Combat veteran brewing beer to help comrades

A couple of months ago Ryan Preston came up with the idea to brew a beer for veterans and have a portion of the proceeds go to the Veterans Association Food Bank.

He approached staff at Cold Garden who liked the idea. He talked about his venture with a number of friends and business colleagues who got on board by pledging to match donations. Now Preston is looking at a donation of close to $12,000.

"The fact that this went from something that I thought might be like a little $500 donation, we're jumping up in some cash and it's going to be an amazing presentation," he said.

Blake Belding is the co-founder, co-owner and head of production at Cold Garden.

"I heard his story (and) I agreed to do it," said Belding. "I just didn't expect it was going to get this big and I said yeah let's go for it and now it's this huge thing so I'm really stoked, I think we'll make it an annual thing."

Belding said the veterans beer is already brewing and should be ready for tasting the first week in November.
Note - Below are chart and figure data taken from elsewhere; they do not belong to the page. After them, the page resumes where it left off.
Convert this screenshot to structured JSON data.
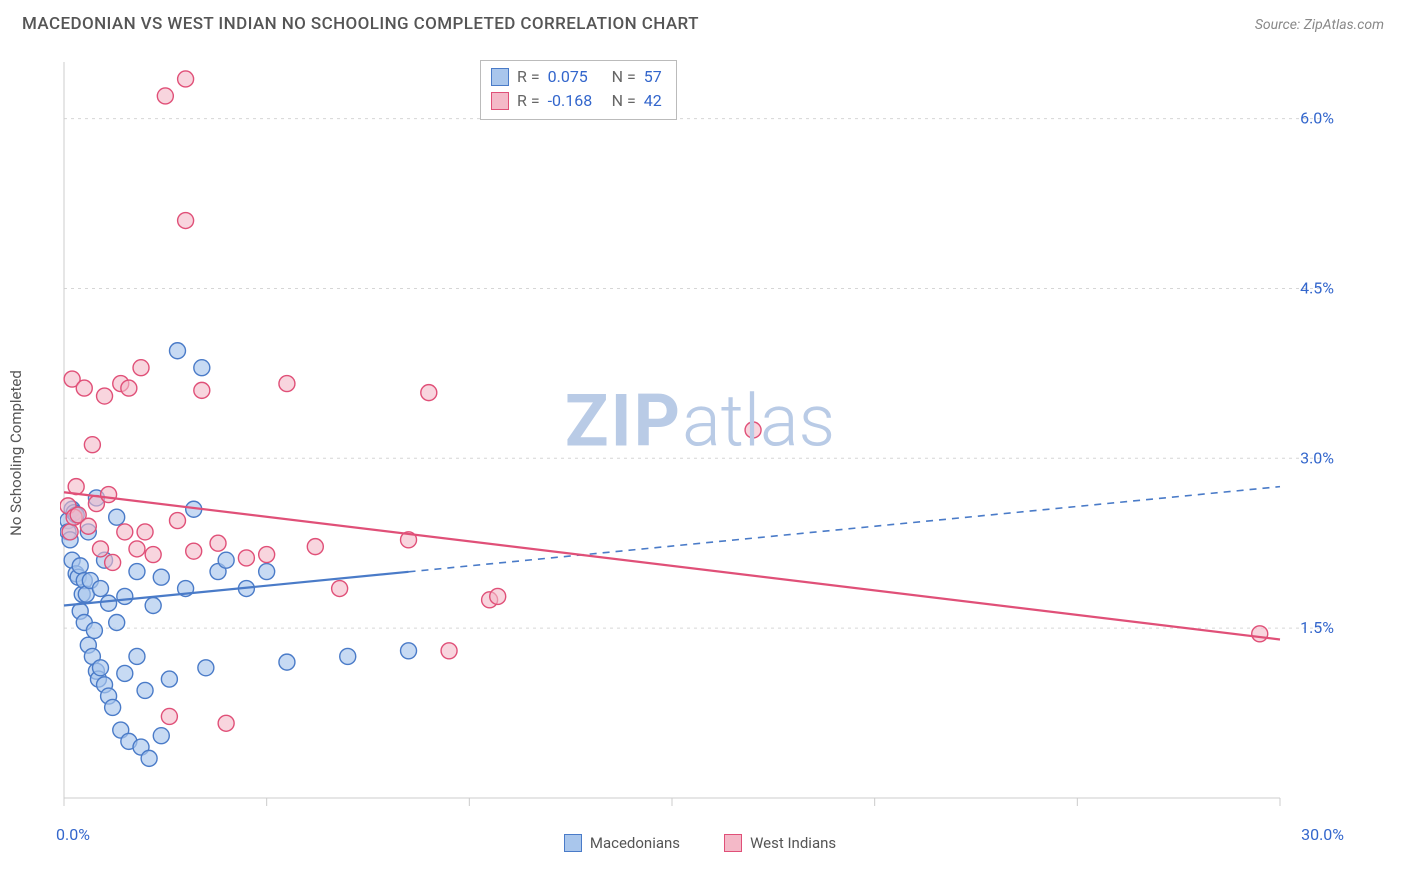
{
  "title": "MACEDONIAN VS WEST INDIAN NO SCHOOLING COMPLETED CORRELATION CHART",
  "source": "Source: ZipAtlas.com",
  "y_axis_label": "No Schooling Completed",
  "watermark": {
    "zip": "ZIP",
    "atlas": "atlas",
    "color": "#b9cbe6",
    "fontsize": 72
  },
  "chart": {
    "type": "scatter-correlation",
    "xlim": [
      0.0,
      30.0
    ],
    "ylim": [
      0.0,
      6.5
    ],
    "x_corner_min": "0.0%",
    "x_corner_max": "30.0%",
    "y_grid": [
      1.5,
      3.0,
      4.5,
      6.0
    ],
    "y_grid_labels": [
      "1.5%",
      "3.0%",
      "4.5%",
      "6.0%"
    ],
    "x_ticks": [
      0,
      5,
      10,
      15,
      20,
      25,
      30
    ],
    "grid_color": "#d6d6d6",
    "axis_color": "#cccccc",
    "background": "#ffffff",
    "point_radius": 8,
    "point_stroke_width": 1.4,
    "line_width": 2.2,
    "series": [
      {
        "key": "macedonians",
        "label": "Macedonians",
        "fill": "#a9c6ec",
        "stroke": "#4a7bc8",
        "fill_opacity": 0.65,
        "r_value": "0.075",
        "n_value": "57",
        "trend": {
          "y_at_xmin": 1.7,
          "y_at_xmax": 2.75,
          "solid_until_x": 8.5
        },
        "points": [
          [
            0.1,
            2.45
          ],
          [
            0.1,
            2.35
          ],
          [
            0.15,
            2.28
          ],
          [
            0.2,
            2.55
          ],
          [
            0.2,
            2.1
          ],
          [
            0.25,
            2.52
          ],
          [
            0.3,
            2.5
          ],
          [
            0.3,
            1.98
          ],
          [
            0.35,
            1.95
          ],
          [
            0.4,
            2.05
          ],
          [
            0.4,
            1.65
          ],
          [
            0.45,
            1.8
          ],
          [
            0.5,
            1.92
          ],
          [
            0.5,
            1.55
          ],
          [
            0.55,
            1.8
          ],
          [
            0.6,
            2.35
          ],
          [
            0.6,
            1.35
          ],
          [
            0.65,
            1.92
          ],
          [
            0.7,
            1.25
          ],
          [
            0.75,
            1.48
          ],
          [
            0.8,
            2.65
          ],
          [
            0.8,
            1.12
          ],
          [
            0.85,
            1.05
          ],
          [
            0.9,
            1.85
          ],
          [
            0.9,
            1.15
          ],
          [
            1.0,
            2.1
          ],
          [
            1.0,
            1.0
          ],
          [
            1.1,
            1.72
          ],
          [
            1.1,
            0.9
          ],
          [
            1.2,
            0.8
          ],
          [
            1.3,
            2.48
          ],
          [
            1.3,
            1.55
          ],
          [
            1.4,
            0.6
          ],
          [
            1.5,
            1.78
          ],
          [
            1.5,
            1.1
          ],
          [
            1.6,
            0.5
          ],
          [
            1.8,
            2.0
          ],
          [
            1.8,
            1.25
          ],
          [
            1.9,
            0.45
          ],
          [
            2.0,
            0.95
          ],
          [
            2.1,
            0.35
          ],
          [
            2.2,
            1.7
          ],
          [
            2.4,
            1.95
          ],
          [
            2.4,
            0.55
          ],
          [
            2.6,
            1.05
          ],
          [
            2.8,
            3.95
          ],
          [
            3.0,
            1.85
          ],
          [
            3.2,
            2.55
          ],
          [
            3.4,
            3.8
          ],
          [
            3.5,
            1.15
          ],
          [
            3.8,
            2.0
          ],
          [
            4.0,
            2.1
          ],
          [
            4.5,
            1.85
          ],
          [
            5.0,
            2.0
          ],
          [
            5.5,
            1.2
          ],
          [
            7.0,
            1.25
          ],
          [
            8.5,
            1.3
          ]
        ]
      },
      {
        "key": "west_indians",
        "label": "West Indians",
        "fill": "#f4b9c8",
        "stroke": "#e05078",
        "fill_opacity": 0.6,
        "r_value": "-0.168",
        "n_value": "42",
        "trend": {
          "y_at_xmin": 2.7,
          "y_at_xmax": 1.4,
          "solid_until_x": 30
        },
        "points": [
          [
            0.1,
            2.58
          ],
          [
            0.15,
            2.35
          ],
          [
            0.2,
            3.7
          ],
          [
            0.25,
            2.48
          ],
          [
            0.3,
            2.75
          ],
          [
            0.35,
            2.5
          ],
          [
            0.5,
            3.62
          ],
          [
            0.6,
            2.4
          ],
          [
            0.7,
            3.12
          ],
          [
            0.8,
            2.6
          ],
          [
            0.9,
            2.2
          ],
          [
            1.0,
            3.55
          ],
          [
            1.1,
            2.68
          ],
          [
            1.2,
            2.08
          ],
          [
            1.4,
            3.66
          ],
          [
            1.5,
            2.35
          ],
          [
            1.6,
            3.62
          ],
          [
            1.8,
            2.2
          ],
          [
            1.9,
            3.8
          ],
          [
            2.0,
            2.35
          ],
          [
            2.2,
            2.15
          ],
          [
            2.5,
            6.2
          ],
          [
            2.6,
            0.72
          ],
          [
            2.8,
            2.45
          ],
          [
            3.0,
            5.1
          ],
          [
            3.0,
            6.35
          ],
          [
            3.2,
            2.18
          ],
          [
            3.4,
            3.6
          ],
          [
            3.8,
            2.25
          ],
          [
            4.0,
            0.66
          ],
          [
            4.5,
            2.12
          ],
          [
            5.0,
            2.15
          ],
          [
            5.5,
            3.66
          ],
          [
            6.2,
            2.22
          ],
          [
            6.8,
            1.85
          ],
          [
            8.5,
            2.28
          ],
          [
            9.0,
            3.58
          ],
          [
            9.5,
            1.3
          ],
          [
            10.5,
            1.75
          ],
          [
            10.7,
            1.78
          ],
          [
            17.0,
            3.25
          ],
          [
            29.5,
            1.45
          ]
        ]
      }
    ]
  },
  "legend_bottom": [
    {
      "label": "Macedonians",
      "fill": "#a9c6ec",
      "stroke": "#4a7bc8"
    },
    {
      "label": "West Indians",
      "fill": "#f4b9c8",
      "stroke": "#e05078"
    }
  ],
  "label_color": "#3366cc"
}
He's made a production batch of 2000 pints.

"We kind of wanted something really approachable, that was easy to drink, but also that was like really delicious and was worthy of the cause so we settled on just a classic lager with a little bit of a malty base to it."

Belding said lagers are notoriously difficult to make because they take a little longer than ales.

"So that was our like testament," said Belding. "We're putting in the effort on this one and we know that it'll be something that everybody enjoys and it's something that will sell quickly so that the proceeds can get into the food bank's hands."

Preston served in the Second Battalion with the Princess Patricia's Canadian Light Infantry from 2002-07. He was part of Canada's first mission to Afghanistan in 2006.

"The whole Afghanistan mission right now that's crumbled, has really hit not only myself but I know a lot of my other comrades and veterans," he said.

Preston has a good support group around him and sought help when his military career ended. He hasn't had to use the Veterans Association Food Bank but knows it's a valuable service to those who need it. Now he wants to give back.

"It's very important," said Preston. "I mean I served for reason, I wanted to serve my country, I'm out and I want to continue serving."

Charles Redeker, the operations manager at the Veterans Association Food Bank, said the association just registered its 500th client with the youngest being just 26 years old. Redeker said it takes a lot for a veteran to admit they need help and once they're in the door to pick up some food, they have access to a number of programs to help them.

Redeker said he was thankful for Preston's efforts.

"It's tremendous," he said. 'You know aside from it being donation revenue coming in it's the support of the community to what we're doing, there's companies and people in the community that believe in what we're doing and the assistance that we're providing veterans."